Thursday, 30 August 2012

Oh...Tits!

Ah, the daily papers. Filled with news from around the globe, celebrity gossip, the weather forecasts, important political views and boobs.

Wait, what?!

Ah yes, if you are British, female and a regular reader of the paper then you probably already know what I'm talking about. In fact, you don't even have to be a female, you could be male, cat, dog or mouse and you've probably already picked up on what I'm chatting about. That's right, Page 3.

Now, before I go any further I am just going to state right here and right now that I LIKE BOOBS. No, this isn't me coming out of the closest, I'm just saying that glamour modelling itself isn't something I disagree with. Nor am I against sex, people that have sex, people that watch porn. people that buy lads mags, sexy underwear or newspapers. For crying out loud, I'm 19 years old! Of course I like sex and underwear and my first year flat was famous for our kitchen wall quite loving decorated with Nuts magazine cut outs. I just don't feel it necessary to have boobs in a newspaper. 

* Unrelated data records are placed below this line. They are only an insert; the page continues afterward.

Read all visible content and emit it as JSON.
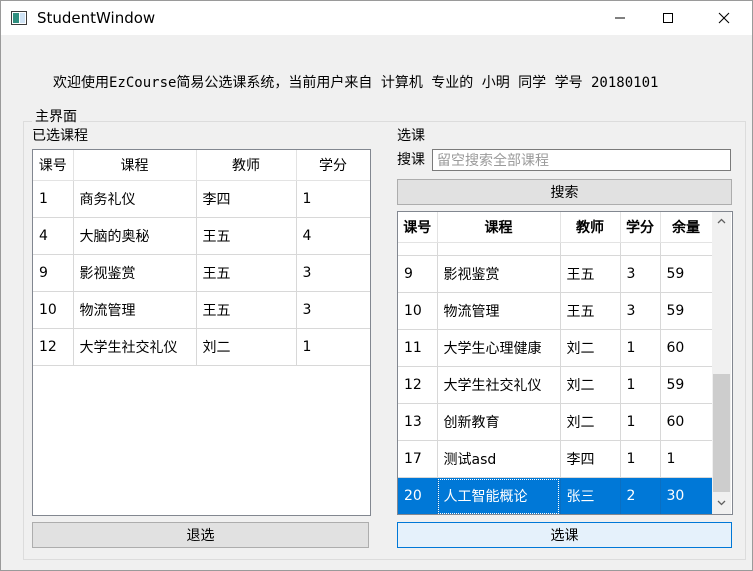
{
  "window": {
    "title": "StudentWindow",
    "minimize_icon": "minimize-icon",
    "maximize_icon": "maximize-icon",
    "close_icon": "close-icon"
  },
  "welcome_text": "欢迎使用EzCourse简易公选课系统，当前用户来自 计算机 专业的 小明 同学 学号 20180101",
  "main_group": {
    "title": "主界面",
    "selected_courses_label": "已选课程",
    "select_label": "选课",
    "search_label": "搜课",
    "search_placeholder": "留空搜索全部课程",
    "search_button": "搜索",
    "drop_button": "退选",
    "enroll_button": "选课"
  },
  "selected_table": {
    "headers": [
      "课号",
      "课程",
      "教师",
      "学分"
    ],
    "rows": [
      [
        "1",
        "商务礼仪",
        "李四",
        "1"
      ],
      [
        "4",
        "大脑的奥秘",
        "王五",
        "4"
      ],
      [
        "9",
        "影视鉴赏",
        "王五",
        "3"
      ],
      [
        "10",
        "物流管理",
        "王五",
        "3"
      ],
      [
        "12",
        "大学生社交礼仪",
        "刘二",
        "1"
      ]
    ]
  },
  "available_table": {
    "headers": [
      "课号",
      "课程",
      "教师",
      "学分",
      "余量"
    ],
    "partial_top_row": [
      "",
      "",
      "",
      "",
      ""
    ],
    "rows": [
      [
        "9",
        "影视鉴赏",
        "王五",
        "3",
        "59"
      ],
      [
        "10",
        "物流管理",
        "王五",
        "3",
        "59"
      ],
      [
        "11",
        "大学生心理健康",
        "刘二",
        "1",
        "60"
      ],
      [
        "12",
        "大学生社交礼仪",
        "刘二",
        "1",
        "59"
      ],
      [
        "13",
        "创新教育",
        "刘二",
        "1",
        "60"
      ],
      [
        "17",
        "测试asd",
        "李四",
        "1",
        "1"
      ],
      [
        "20",
        "人工智能概论",
        "张三",
        "2",
        "30"
      ]
    ],
    "selected_row_index": 6
  },
  "colors": {
    "selection": "#0078d7",
    "window_bg": "#f0f0f0"
  }
}
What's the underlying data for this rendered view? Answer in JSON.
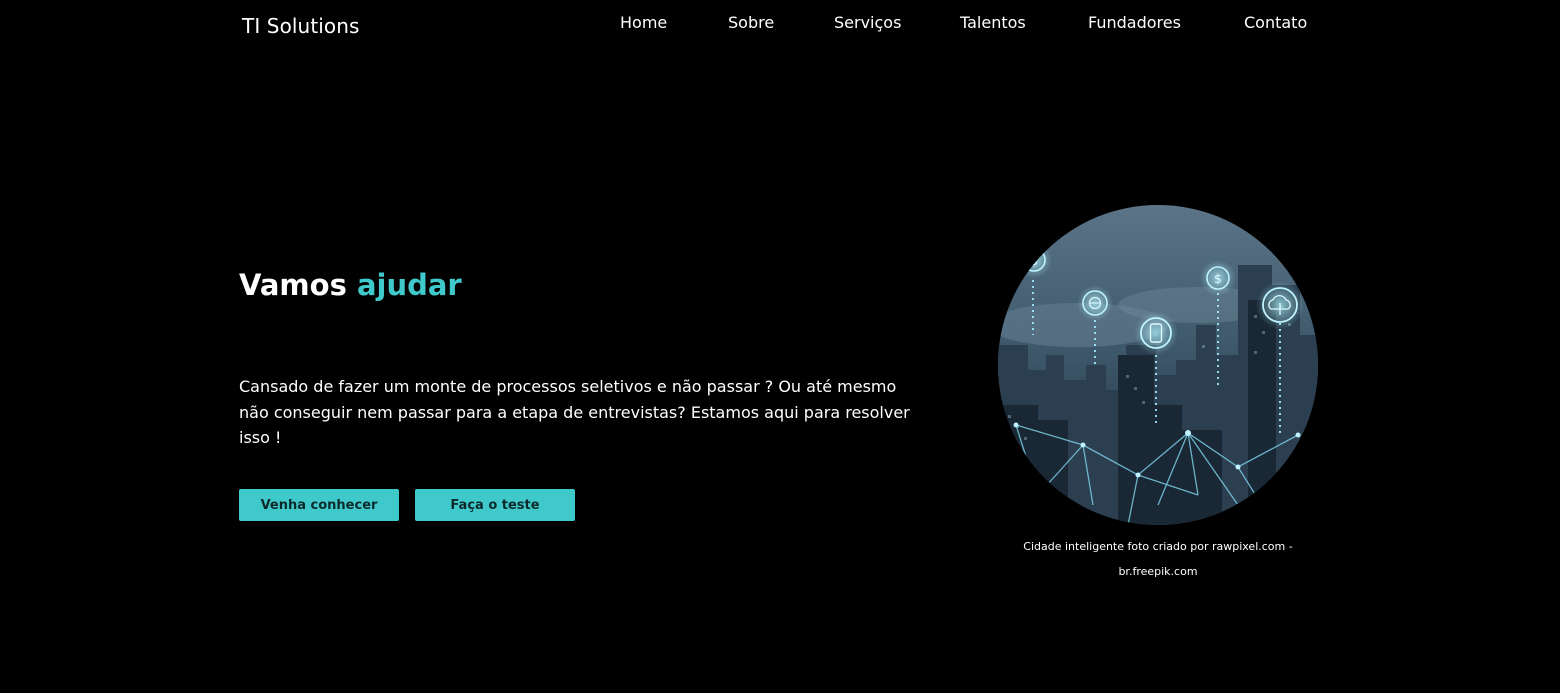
{
  "header": {
    "logo": "TI Solutions",
    "nav": [
      {
        "label": "Home"
      },
      {
        "label": "Sobre"
      },
      {
        "label": "Serviços"
      },
      {
        "label": "Talentos"
      },
      {
        "label": "Fundadores"
      },
      {
        "label": "Contato"
      }
    ]
  },
  "hero": {
    "title_main": "Vamos",
    "title_accent": "ajudar",
    "text": "Cansado de fazer um monte de processos seletivos e não passar ? Ou até mesmo não conseguir nem passar para a etapa de entrevistas? Estamos aqui para resolver isso !",
    "buttons": [
      {
        "label": "Venha conhecer"
      },
      {
        "label": "Faça o teste"
      }
    ]
  },
  "image": {
    "caption": "Cidade inteligente foto criado por rawpixel.com - br.freepik.com",
    "icons": [
      "dollar-icon",
      "globe-icon",
      "smartphone-icon",
      "dollar-icon",
      "cloud-upload-icon"
    ]
  },
  "colors": {
    "background": "#000000",
    "text": "#ffffff",
    "accent": "#40c9cb",
    "button_text": "#0c2a2b"
  }
}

Boobs aren't news, they're just not.  They didn't just appear on planet earth, they've been around for awhile now and well, they're just not news!

That is why I was over the moon when a fantastic writer and friend of mine, invited me to be part of the No More Page 3 Campaign, started when during the Olympics she noticed that even though Jessica Ennis had just secured the hopes of the nation in winning gold in her Heptathlon event, the largest image of any female in The Sun was still the day's Page 3 girl. 

I mean, it's almost laughable, a women who has put her heart and soul into 4 years of training for ONE event, who was made the face of the London 2012 games which have, arguably, been the most successful games to date, still isn't worth as much page space as a girl who has her boobs out. Brilliant. The Suffragettes are probably turning in their graves, spitting feathers and thinking to themselves 'Well, what was the bloody point?!'

And it's true, what was the point? I'm not going to start burning my bra or join some strong Feminist rebellion, but let's be honest here, isn't it just a little bit rubbish that women are still being portrayed as items of sexual desire in a FAMILY newspaper? At least Nuts and Zoo and Maxim and Playboy dedicate entire magazines to us. At least with them it really is an industry, a career. Page 3 just seems out dated, sexist and more than anything, silly. We don't need boobs in The Sun. Honestly, we really don't. I can almost promise it won't affect the paper's sales and that it won't affect the way people take in the news. 

Getting rid of Page 3 will help promote women in a far healthier light and at the end of the day it's not like we get the torso of Dave, 21, from South Shields on Page 5 do we? IT'S A SHEER LACK EQUALITY HERE PEOPLE!

So, let's be equal and let's change the papers of tomorrow. Please sign the petition and spread the word because actually, I really believe in this campaign and it's ability to change the tabloids for the better.